»Moon Wood« (aka »lunar cycle wood«) is the name for the wood of trees, which are felled during a specific time of the lunar cycle, and are therefore attributed with better traits, with regard to quality, stability, durability, and resistance against pest etc. Just like with many other moon related traditions, there is currently very little proof of the actual influence of the Moon. Still, many people have faith in this special effect and are prepared to pay up to 30% more for moon wood. The use is popular from buildings through to musical instruments.

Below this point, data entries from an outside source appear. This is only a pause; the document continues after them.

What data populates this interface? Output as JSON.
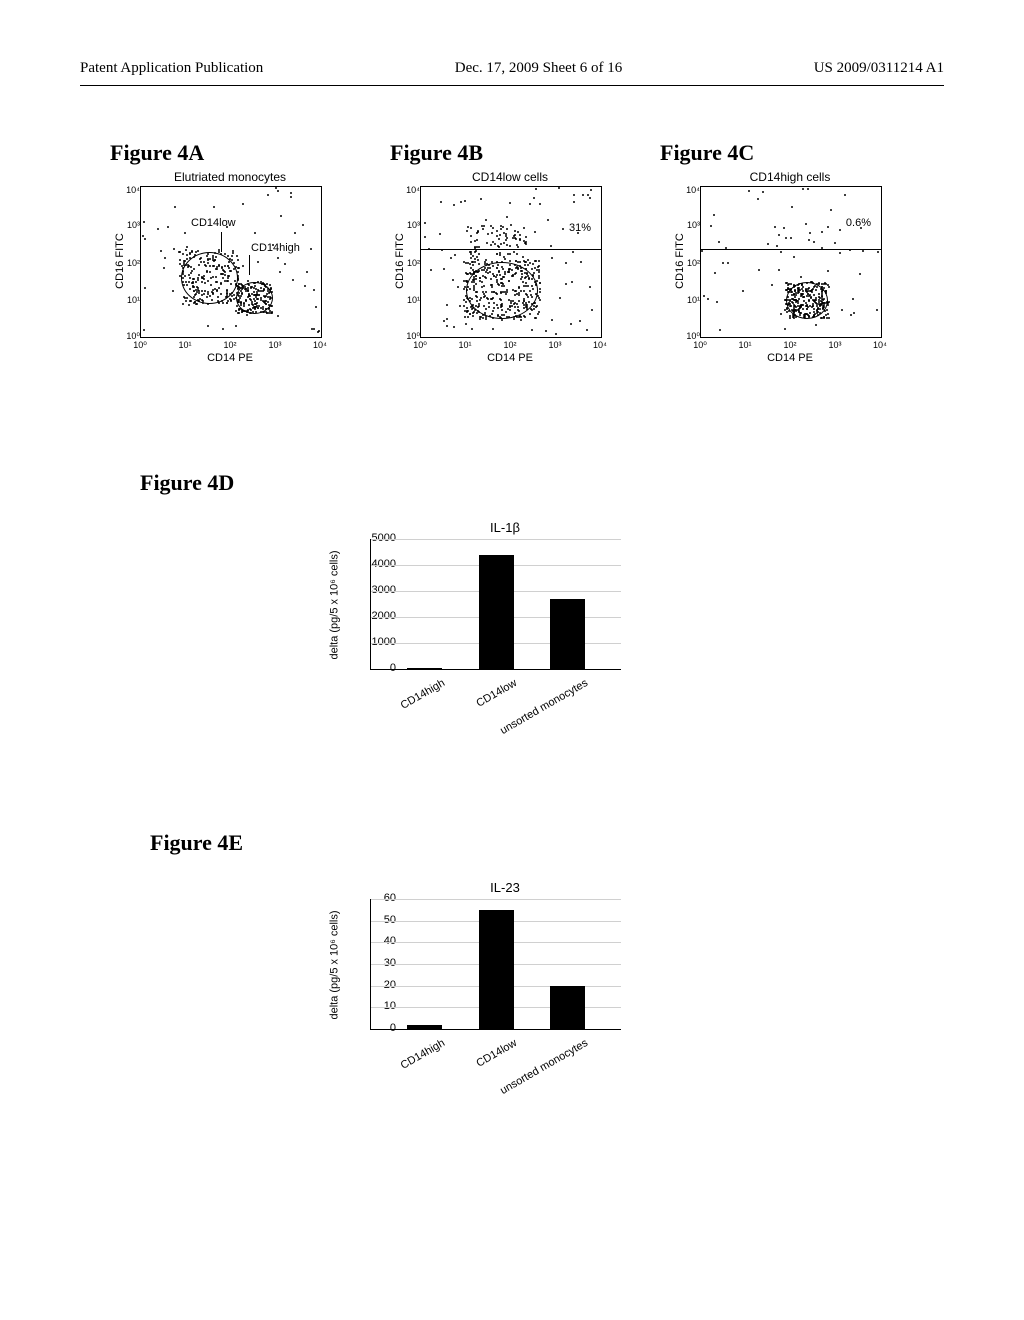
{
  "header": {
    "left": "Patent Application Publication",
    "center": "Dec. 17, 2009  Sheet 6 of 16",
    "right": "US 2009/0311214 A1"
  },
  "figure_labels": {
    "a": "Figure 4A",
    "b": "Figure 4B",
    "c": "Figure 4C",
    "d": "Figure 4D",
    "e": "Figure 4E"
  },
  "scatter": {
    "x_axis_label": "CD14 PE",
    "y_axis_label": "CD16 FITC",
    "x_ticks": [
      "10⁰",
      "10¹",
      "10²",
      "10³",
      "10⁴"
    ],
    "y_ticks": [
      "10⁰",
      "10¹",
      "10²",
      "10³",
      "10⁴"
    ],
    "panels": [
      {
        "title": "Elutriated monocytes",
        "annotations": [
          {
            "text": "CD14low",
            "x": 50,
            "y": 30
          },
          {
            "text": "CD14high",
            "x": 110,
            "y": 55
          }
        ],
        "gate_line": null,
        "percent": null
      },
      {
        "title": "CD14low cells",
        "annotations": [],
        "gate_line": 62,
        "percent": "31%"
      },
      {
        "title": "CD14high cells",
        "annotations": [],
        "gate_line": 62,
        "percent": "0.6%"
      }
    ]
  },
  "bar_d": {
    "title": "IL-1β",
    "ylabel": "delta (pg/5 x 10⁶ cells)",
    "ymax": 5000,
    "yticks": [
      0,
      1000,
      2000,
      3000,
      4000,
      5000
    ],
    "categories": [
      "CD14high",
      "CD14low",
      "unsorted monocytes"
    ],
    "values": [
      50,
      4400,
      2700
    ]
  },
  "bar_e": {
    "title": "IL-23",
    "ylabel": "delta (pg/5 x 10⁶ cells)",
    "ymax": 60,
    "yticks": [
      0,
      10,
      20,
      30,
      40,
      50,
      60
    ],
    "categories": [
      "CD14high",
      "CD14low",
      "unsorted monocytes"
    ],
    "values": [
      2,
      55,
      20
    ]
  },
  "colors": {
    "text": "#000000",
    "bar_fill": "#000000",
    "grid": "#d0d0d0",
    "background": "#ffffff"
  }
}
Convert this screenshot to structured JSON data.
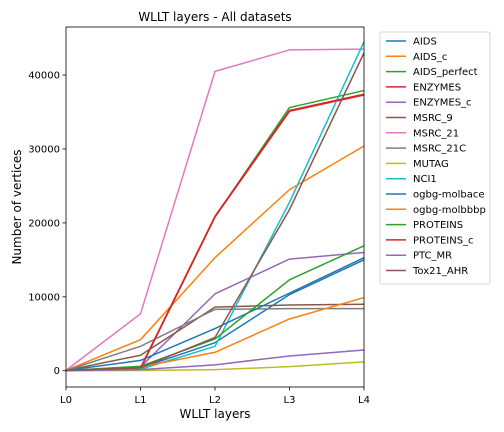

Japan has a custom, which is called “Tsukimi” or also “Otsukimi” that literally means “moon-viewing” (tsuki = jap. Moon). This tradition dates back to the Heian period (794–1192) where Japanese culture and the arts were refined to a high degree. At that time, elements of the Chinese “Mid-Autumn Moon Festival” were introduced in Japan, and festivals and rituals were held in the eighth sun month (which corresponds to September in our current calendar).
As already mentioned before, the Moon assumes a special status in Asia as well. There are a few important festivals, which are closely connected to the Moon, like for example the Moon Festival and the Lantern Festival in China, or many celebrations in Buddhism and Hinduism.
In Malaysia, in South East Asia, there is a traditional kite called »wau bulan«, whereas »wau« stands for kite and »bulan« for the Moon. The kite got its name because of its moon crescent-shaped lower part. When you fly this kite, it supposed to remind of the rising Moon.